A survey on game backend services

Authors
de Queirós, RAP;

Publication
Gamification-Based E-Learning Strategies for Computer Programming Education

Abstract
The industry of video games is one of the fastest growing sectors in the worldwide economy. One of the key factors to increase engagement and player retention, was the use of various common game concepts such as leaderboards and achievements. The massive use of this approach and the impressive growth of players led to the concept of gamification as a service, later materialized in Game Backend as a Service (GBaaS). Instead of replicating the implementation of the game features in each version of the game for several platforms, GBaaS adhere to a service oriented architecture providing cross-platform game services that lets you easily integrate popular gaming features such as achievements, leaderboards, remote storage and real-time multiplayer in games. This chapter surveys several GBaaS based on the features they offer and on their openness for the integration with computer programming environments.

2016

Sni'per: a Code Snippet RESTful API

Authors
Queirós, R; Simões, A;

Publication
5th Symposium on Languages, Applications and Technologies, SLATE 2016, June 20-21, 2016, Maribor, Slovenia

Abstract
Today we use the Web for almost everything, even to program. There are several specialized code editors gravitating on the Web and emulating most of the features inherited from traditional IDEs, such as, syntax highlight, code folding, autocompletion and even code refactorization.

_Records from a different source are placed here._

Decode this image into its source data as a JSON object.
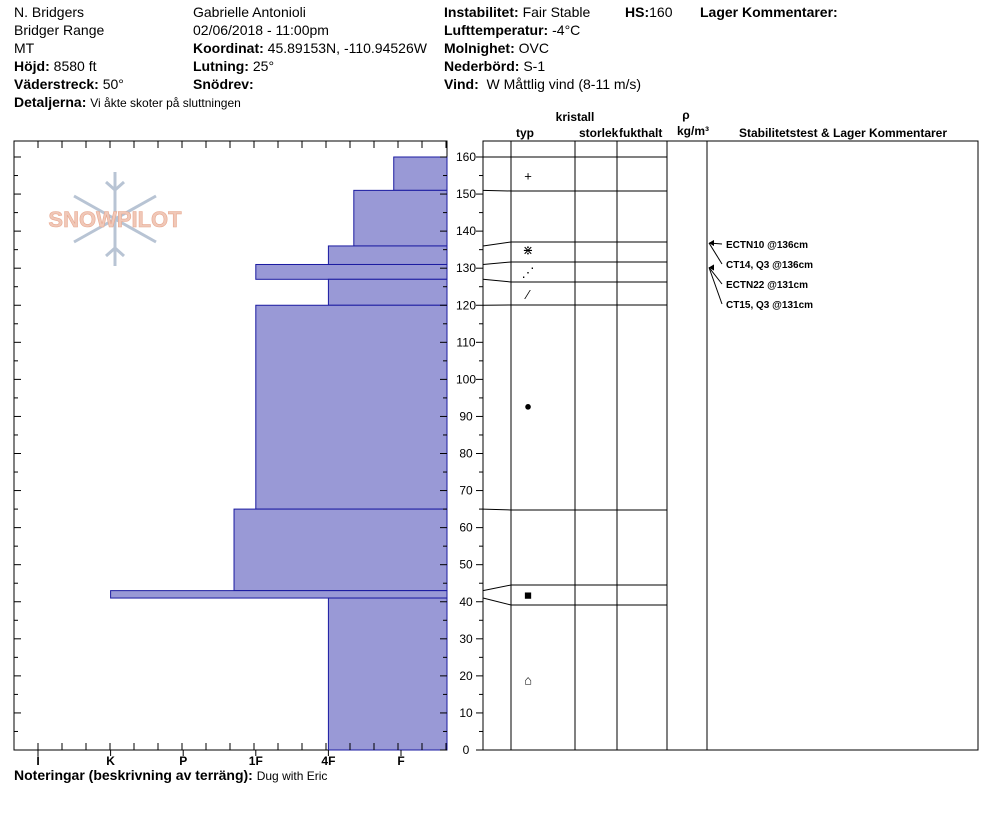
{
  "header": {
    "location_name": "N. Bridgers",
    "range": "Bridger Range",
    "state": "MT",
    "elevation_label": "Höjd:",
    "elevation_value": "8580 ft",
    "aspect_label": "Väderstreck:",
    "aspect_value": "50°",
    "details_label": "Detaljerna:",
    "details_value": "Vi åkte skoter på sluttningen",
    "observer": "Gabrielle Antonioli",
    "datetime": "02/06/2018 - 11:00pm",
    "coord_label": "Koordinat:",
    "coord_value": "45.89153N, -110.94526W",
    "slope_label": "Lutning:",
    "slope_value": "25°",
    "snowdrift_label": "Snödrev:",
    "snowdrift_value": "",
    "instability_label": "Instabilitet:",
    "instability_value": "Fair Stable",
    "hs_label": "HS:",
    "hs_value": "160",
    "layer_comments_label": "Lager Kommentarer:",
    "air_temp_label": "Lufttemperatur:",
    "air_temp_value": "-4°C",
    "cloud_label": "Molnighet:",
    "cloud_value": "OVC",
    "precip_label": "Nederbörd:",
    "precip_value": "S-1",
    "wind_label": "Vind:",
    "wind_value": "W Måttlig vind (8-11 m/s)"
  },
  "logo_text": "SNOWPILOT",
  "columns": {
    "typ": "typ",
    "kristall": "kristall",
    "storlek": "storlek",
    "fukthalt": "fukthalt",
    "rho": "ρ",
    "density_unit": "kg/m³",
    "stability": "Stabilitetstest & Lager Kommentarer"
  },
  "footer": {
    "notes_label": "Noteringar (beskrivning av terräng):",
    "notes_value": "Dug with Eric"
  },
  "colors": {
    "layer_fill": "#9999d6",
    "layer_edge": "#1a1aa0",
    "logo": "#f0c8b8",
    "flake": "#b8c4d4"
  },
  "chart_data": {
    "type": "snow_profile",
    "y_axis": {
      "min": 0,
      "max": 160,
      "ticks": [
        0,
        10,
        20,
        30,
        40,
        50,
        60,
        70,
        80,
        90,
        100,
        110,
        120,
        130,
        140,
        150,
        160
      ]
    },
    "hardness_scale": [
      "I",
      "K",
      "P",
      "1F",
      "4F",
      "F"
    ],
    "layers": [
      {
        "top": 160,
        "bottom": 151,
        "hardness": "F"
      },
      {
        "top": 151,
        "bottom": 136,
        "hardness": "F+"
      },
      {
        "top": 136,
        "bottom": 131,
        "hardness": "4F-"
      },
      {
        "top": 131,
        "bottom": 127,
        "hardness": "1F"
      },
      {
        "top": 127,
        "bottom": 120,
        "hardness": "4F-"
      },
      {
        "top": 120,
        "bottom": 65,
        "hardness": "1F"
      },
      {
        "top": 65,
        "bottom": 43,
        "hardness": "P+"
      },
      {
        "top": 43,
        "bottom": 41,
        "hardness": "K"
      },
      {
        "top": 41,
        "bottom": 0,
        "hardness": "4F-"
      }
    ],
    "hardness_values": [
      4.9,
      4.35,
      4.0,
      3.0,
      4.0,
      3.0,
      2.7,
      1.0,
      4.0
    ],
    "crystal_rows": [
      160,
      151,
      136,
      131,
      127,
      120,
      65,
      43,
      41
    ],
    "grain_symbols": [
      {
        "symbol": "+",
        "at": 155
      },
      {
        "symbol": "⋇",
        "at": 135
      },
      {
        "symbol": "⋰",
        "at": 129
      },
      {
        "symbol": "⁄",
        "at": 123
      },
      {
        "symbol": "●",
        "at": 93
      },
      {
        "symbol": "■",
        "at": 42
      },
      {
        "symbol": "⌂",
        "at": 19
      }
    ],
    "stability_tests": [
      {
        "label": "ECTN10 @136cm",
        "depth": 136
      },
      {
        "label": "CT14, Q3 @136cm",
        "depth": 136
      },
      {
        "label": "ECTN22 @131cm",
        "depth": 131
      },
      {
        "label": "CT15, Q3 @131cm",
        "depth": 131
      }
    ]
  }
}
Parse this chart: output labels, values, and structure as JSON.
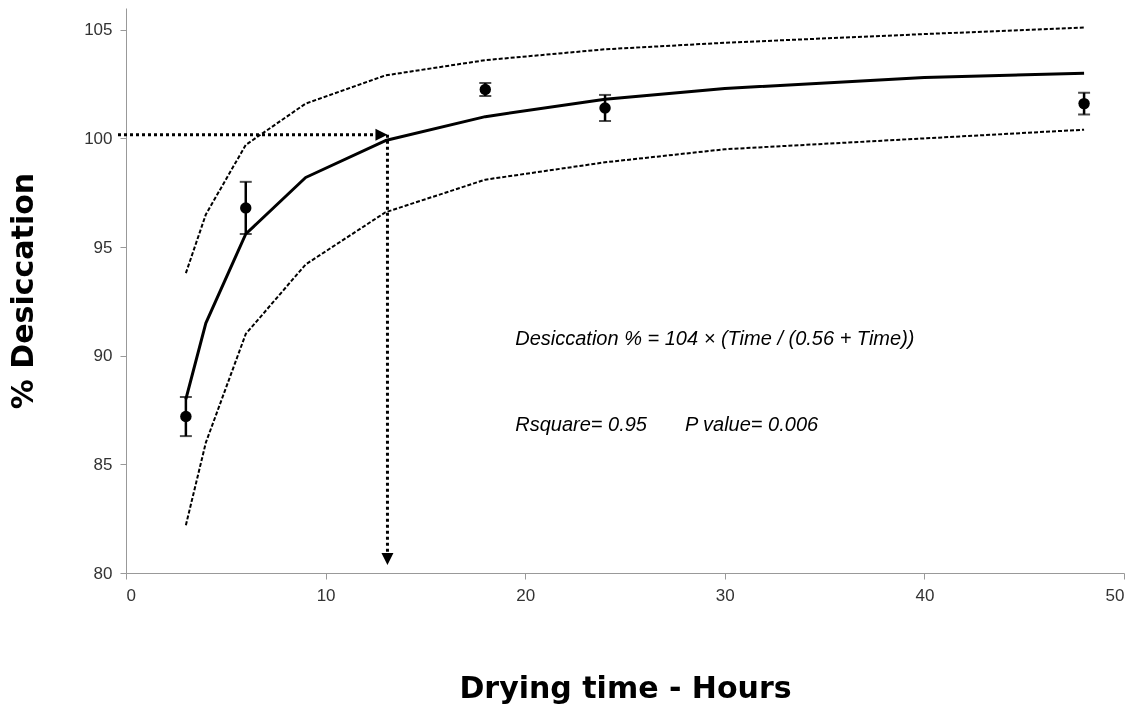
{
  "chart_data": {
    "type": "scatter",
    "xlabel": "Drying time - Hours",
    "ylabel": "% Desiccation",
    "xlim": [
      0,
      50
    ],
    "xticks": [
      0,
      10,
      20,
      30,
      40,
      50
    ],
    "ylim": [
      80,
      106
    ],
    "yticks": [
      80,
      85,
      90,
      95,
      100,
      105
    ],
    "grid": false,
    "series": [
      {
        "color": "#000000",
        "marker": "circle",
        "x": [
          3,
          6,
          18,
          24,
          48
        ],
        "values": [
          87.2,
          96.8,
          102.25,
          101.4,
          101.6
        ],
        "errors": [
          0.9,
          1.2,
          0.3,
          0.6,
          0.5
        ]
      },
      {
        "type": "line",
        "color": "#000000",
        "line_style": "solid",
        "x": [
          3,
          4,
          6,
          9,
          13,
          18,
          24,
          30,
          40,
          48
        ],
        "values": [
          88,
          91.5,
          95.6,
          98.2,
          99.9,
          101.0,
          101.8,
          102.3,
          102.8,
          103.0
        ]
      },
      {
        "type": "line",
        "color": "#000000",
        "line_style": "dashed",
        "x": [
          3,
          4,
          6,
          9,
          13,
          18,
          24,
          30,
          40,
          48
        ],
        "values": [
          93.8,
          96.5,
          99.7,
          101.6,
          102.9,
          103.6,
          104.1,
          104.4,
          104.8,
          105.1
        ]
      },
      {
        "type": "line",
        "color": "#000000",
        "line_style": "dashed",
        "x": [
          3,
          4,
          6,
          9,
          13,
          18,
          24,
          30,
          40,
          48
        ],
        "values": [
          82.2,
          86,
          91,
          94.2,
          96.6,
          98.1,
          98.9,
          99.5,
          100.0,
          100.4
        ]
      }
    ],
    "annotations": [
      "Desiccation % = 104 × (Time / (0.56 + Time))",
      "Rsquare= 0.95",
      "P value= 0.006"
    ]
  }
}
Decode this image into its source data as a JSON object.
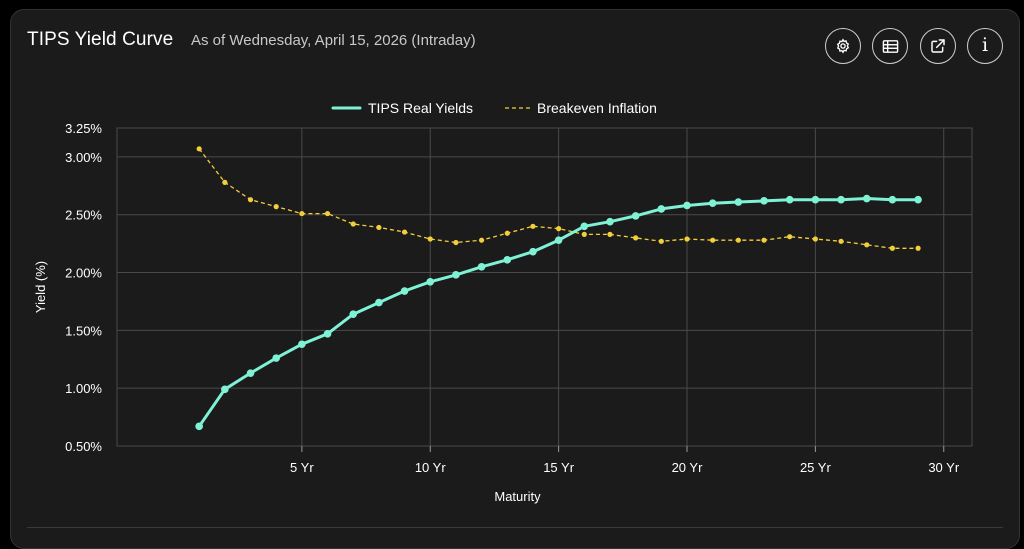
{
  "header": {
    "title": "TIPS Yield Curve",
    "subtitle": "As of Wednesday, April 15, 2026 (Intraday)"
  },
  "toolbar": {
    "settings_icon": "gear-icon",
    "table_icon": "table-icon",
    "external_icon": "external-link-icon",
    "info_icon": "info-icon",
    "info_glyph": "i"
  },
  "colors": {
    "real_yields": "#7ff2d6",
    "breakeven": "#f2cf3a",
    "grid": "#4a4a4a",
    "axis": "#9a9a9a"
  },
  "chart_data": {
    "type": "line",
    "title": "TIPS Yield Curve",
    "xlabel": "Maturity",
    "ylabel": "Yield (%)",
    "xlim": [
      0,
      30
    ],
    "ylim": [
      0.5,
      3.25
    ],
    "x_ticks": [
      5,
      10,
      15,
      20,
      25,
      30
    ],
    "x_tick_labels": [
      "5 Yr",
      "10 Yr",
      "15 Yr",
      "20 Yr",
      "25 Yr",
      "30 Yr"
    ],
    "y_ticks": [
      0.5,
      1.0,
      1.5,
      2.0,
      2.5,
      3.0,
      3.25
    ],
    "y_tick_labels": [
      "0.50%",
      "1.00%",
      "1.50%",
      "2.00%",
      "2.50%",
      "3.00%",
      "3.25%"
    ],
    "grid": true,
    "legend_position": "top-center",
    "x": [
      1,
      2,
      3,
      4,
      5,
      6,
      7,
      8,
      9,
      10,
      11,
      12,
      13,
      14,
      15,
      16,
      17,
      18,
      19,
      20,
      21,
      22,
      23,
      24,
      25,
      26,
      27,
      28,
      29
    ],
    "series": [
      {
        "name": "TIPS Real Yields",
        "style": "solid",
        "values": [
          0.67,
          0.99,
          1.13,
          1.26,
          1.38,
          1.47,
          1.64,
          1.74,
          1.84,
          1.92,
          1.98,
          2.05,
          2.11,
          2.18,
          2.28,
          2.4,
          2.44,
          2.49,
          2.55,
          2.58,
          2.6,
          2.61,
          2.62,
          2.63,
          2.63,
          2.63,
          2.64,
          2.63,
          2.63
        ]
      },
      {
        "name": "Breakeven Inflation",
        "style": "dashed",
        "values": [
          3.07,
          2.78,
          2.63,
          2.57,
          2.51,
          2.51,
          2.42,
          2.39,
          2.35,
          2.29,
          2.26,
          2.28,
          2.34,
          2.4,
          2.38,
          2.33,
          2.33,
          2.3,
          2.27,
          2.29,
          2.28,
          2.28,
          2.28,
          2.31,
          2.29,
          2.27,
          2.24,
          2.21,
          2.21
        ]
      }
    ]
  }
}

One of the techniques to speed the code development is the use of snippets as predefined code blocks that can be automatically included in the code. Although several Web editors support this functionality, they come with a limited set of snippets, not allowing the contribution of new blocks of code. Even if that would be possible, they would be available only to the code's owner or to the editors' users through a private cloud repository. This paper describes the design and implementation of Sni'per, a RESTful API that allows public access for multi-language programming code-blocks ordered by popularity. Besides being able to access code snippets from other users and score them, we can also contribute with our own snippets creating a global network of shared code. In order to make coding against this API easier, we create a client library that reduces the amount of code required to write and make the code more robust. © Ricardo Queirós and Alberto Simões;licensed under Creative Commons License CC-BY.

2016

Gamification-Based E-Learning Strategies for Computer Programming Education

Authors
de Queirós, RAP; Pinto, MT;

Publication
Gamification-Based E-Learning Strategies for Computer Programming Education

Abstract
Computer technologies are forever evolving and it is vital that computer science educators find new methods of teaching programming in order to maintain the rapid changes occurring in the field. One of the ways to increase student engagement and retention is by integrating games into the curriculum. Gamification-Based E-Learning Strategies for Computer Programming Education evaluates the different approaches and issues faced in integrating games into computer education settings. Featuring emergent trends on the application of gaming to pedagogical strategies and technological tactics, as well as new methodologies and approaches being utilized in computer programming courses, this book is an essential reference source for practitioners, researchers, computer science teachers, and students pursuing computer science.